By the way, the military meanings for the word “line” are further subdivided into land warfare and sea warfare, each with exactly two entries, which I found fascinating. By the time I got to “other uses” and under it — to the “queue area”, known in America as a “waiting line”, she bought the last hot dog, received a complimentary free bottle of water, deprived myself of giving her a very valuable lesson on American queue systems, and was on her way through the Red Sea, pushing mere mortals apart like a bulbous bow with a kinetic energy of an intercontinental container ship.

Then I got to meet Billy. Billy told me the story of how he was going to visit his kids in Wisconsin and tell them wonderful stories of all the people he met while serving the best hot dogs on the island of Manhattan. He told me about the divorce, about the time he stood in line for soup last Thanksgiving, and how he lost custody of the kids, and then how his mom had died of cancer, and how he built his hot dog business from the ground up and won the right to see the kids again. And how they promised to move with him to New York, just for the school break, and see how his hot dog dream became a successful career — as he promised them.
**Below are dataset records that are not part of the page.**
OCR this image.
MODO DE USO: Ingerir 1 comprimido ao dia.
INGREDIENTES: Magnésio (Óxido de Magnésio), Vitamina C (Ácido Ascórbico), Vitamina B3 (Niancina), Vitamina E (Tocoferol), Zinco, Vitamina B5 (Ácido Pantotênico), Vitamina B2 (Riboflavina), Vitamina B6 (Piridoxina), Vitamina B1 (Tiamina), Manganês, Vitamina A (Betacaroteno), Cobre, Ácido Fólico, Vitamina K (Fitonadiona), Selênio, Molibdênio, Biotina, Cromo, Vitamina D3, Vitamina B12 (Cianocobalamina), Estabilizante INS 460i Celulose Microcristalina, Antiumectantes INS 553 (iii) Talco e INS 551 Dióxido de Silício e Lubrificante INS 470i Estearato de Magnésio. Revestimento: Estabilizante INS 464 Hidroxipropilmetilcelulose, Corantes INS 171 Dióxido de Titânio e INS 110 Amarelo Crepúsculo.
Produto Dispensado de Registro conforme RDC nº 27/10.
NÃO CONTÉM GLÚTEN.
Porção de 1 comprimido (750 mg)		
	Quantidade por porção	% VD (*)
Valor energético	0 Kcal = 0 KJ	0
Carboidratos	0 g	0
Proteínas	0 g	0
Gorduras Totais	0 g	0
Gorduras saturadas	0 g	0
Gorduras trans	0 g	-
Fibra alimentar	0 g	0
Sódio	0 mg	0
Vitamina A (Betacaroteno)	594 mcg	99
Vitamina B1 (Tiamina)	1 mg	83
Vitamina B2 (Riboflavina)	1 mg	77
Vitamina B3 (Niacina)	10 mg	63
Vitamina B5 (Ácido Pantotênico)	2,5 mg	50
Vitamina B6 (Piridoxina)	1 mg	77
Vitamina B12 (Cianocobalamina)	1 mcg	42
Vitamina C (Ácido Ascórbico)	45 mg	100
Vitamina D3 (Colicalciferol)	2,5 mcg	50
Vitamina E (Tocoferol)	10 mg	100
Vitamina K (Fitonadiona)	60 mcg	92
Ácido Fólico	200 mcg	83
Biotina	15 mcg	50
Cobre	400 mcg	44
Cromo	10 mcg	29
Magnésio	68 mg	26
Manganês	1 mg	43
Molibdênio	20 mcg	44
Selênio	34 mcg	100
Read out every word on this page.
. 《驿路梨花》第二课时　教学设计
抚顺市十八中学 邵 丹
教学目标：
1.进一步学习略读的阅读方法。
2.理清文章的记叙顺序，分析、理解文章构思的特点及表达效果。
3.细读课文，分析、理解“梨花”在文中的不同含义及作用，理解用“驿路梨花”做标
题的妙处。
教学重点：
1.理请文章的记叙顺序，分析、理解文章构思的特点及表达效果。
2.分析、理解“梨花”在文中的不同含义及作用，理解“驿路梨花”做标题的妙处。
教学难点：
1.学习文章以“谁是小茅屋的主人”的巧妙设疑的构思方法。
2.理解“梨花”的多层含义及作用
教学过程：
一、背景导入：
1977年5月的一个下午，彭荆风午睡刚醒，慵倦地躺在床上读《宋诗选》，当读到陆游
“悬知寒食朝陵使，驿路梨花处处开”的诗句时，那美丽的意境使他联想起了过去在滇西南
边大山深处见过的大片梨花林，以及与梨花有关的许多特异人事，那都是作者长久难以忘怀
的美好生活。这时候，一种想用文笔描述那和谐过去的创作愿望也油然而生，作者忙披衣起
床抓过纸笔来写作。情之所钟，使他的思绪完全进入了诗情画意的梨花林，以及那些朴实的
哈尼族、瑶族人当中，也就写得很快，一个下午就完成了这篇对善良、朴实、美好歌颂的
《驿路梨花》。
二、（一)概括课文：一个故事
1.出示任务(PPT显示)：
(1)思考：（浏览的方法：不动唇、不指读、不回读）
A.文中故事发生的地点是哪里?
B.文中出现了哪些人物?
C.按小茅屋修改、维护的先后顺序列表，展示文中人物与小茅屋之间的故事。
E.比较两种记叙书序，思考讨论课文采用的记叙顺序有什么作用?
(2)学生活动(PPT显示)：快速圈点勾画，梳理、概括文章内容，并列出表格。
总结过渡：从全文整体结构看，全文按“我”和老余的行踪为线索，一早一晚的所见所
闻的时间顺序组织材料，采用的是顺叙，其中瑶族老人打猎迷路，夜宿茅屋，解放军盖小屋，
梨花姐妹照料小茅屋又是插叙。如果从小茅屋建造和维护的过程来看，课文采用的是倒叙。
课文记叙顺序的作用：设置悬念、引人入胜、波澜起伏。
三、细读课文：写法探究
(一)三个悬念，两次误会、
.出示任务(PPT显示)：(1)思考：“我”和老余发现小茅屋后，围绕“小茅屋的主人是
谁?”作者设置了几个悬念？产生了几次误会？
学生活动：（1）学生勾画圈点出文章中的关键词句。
He told me everything, and he told me that in exactly two weeks, when he returns from Wisconsin with the kids, he’ll be at the corner of Fifth and Broadway and that he’ll have enough hot dogs for me and time for another story.

Now two weeks forward, I was rushing to hear that story and then — you know what happened. I woke up at the Bellevue Hospital, on the east side, and I felt nothing.

Dr. Norris told me that this was a side effect of a shock and that tomorrow it will, in his words, “hurt like I was run over with a steamroller” yet I should not worry because he’ll prescribe me pain medications. I didn’t tell him, that technically I’d be dead if I were to be run over with a hypothetical steamroller and that being hit by a car is bad enough and did not require this unnecessary hyperbole. But I had no chance to tell him that because Billy and his two daughters emerged from behind Dr. Norris’ back, and smiled when they saw I was quite alive and even agitated about certain inconsistencies in the hyperbolic imagination of my physician.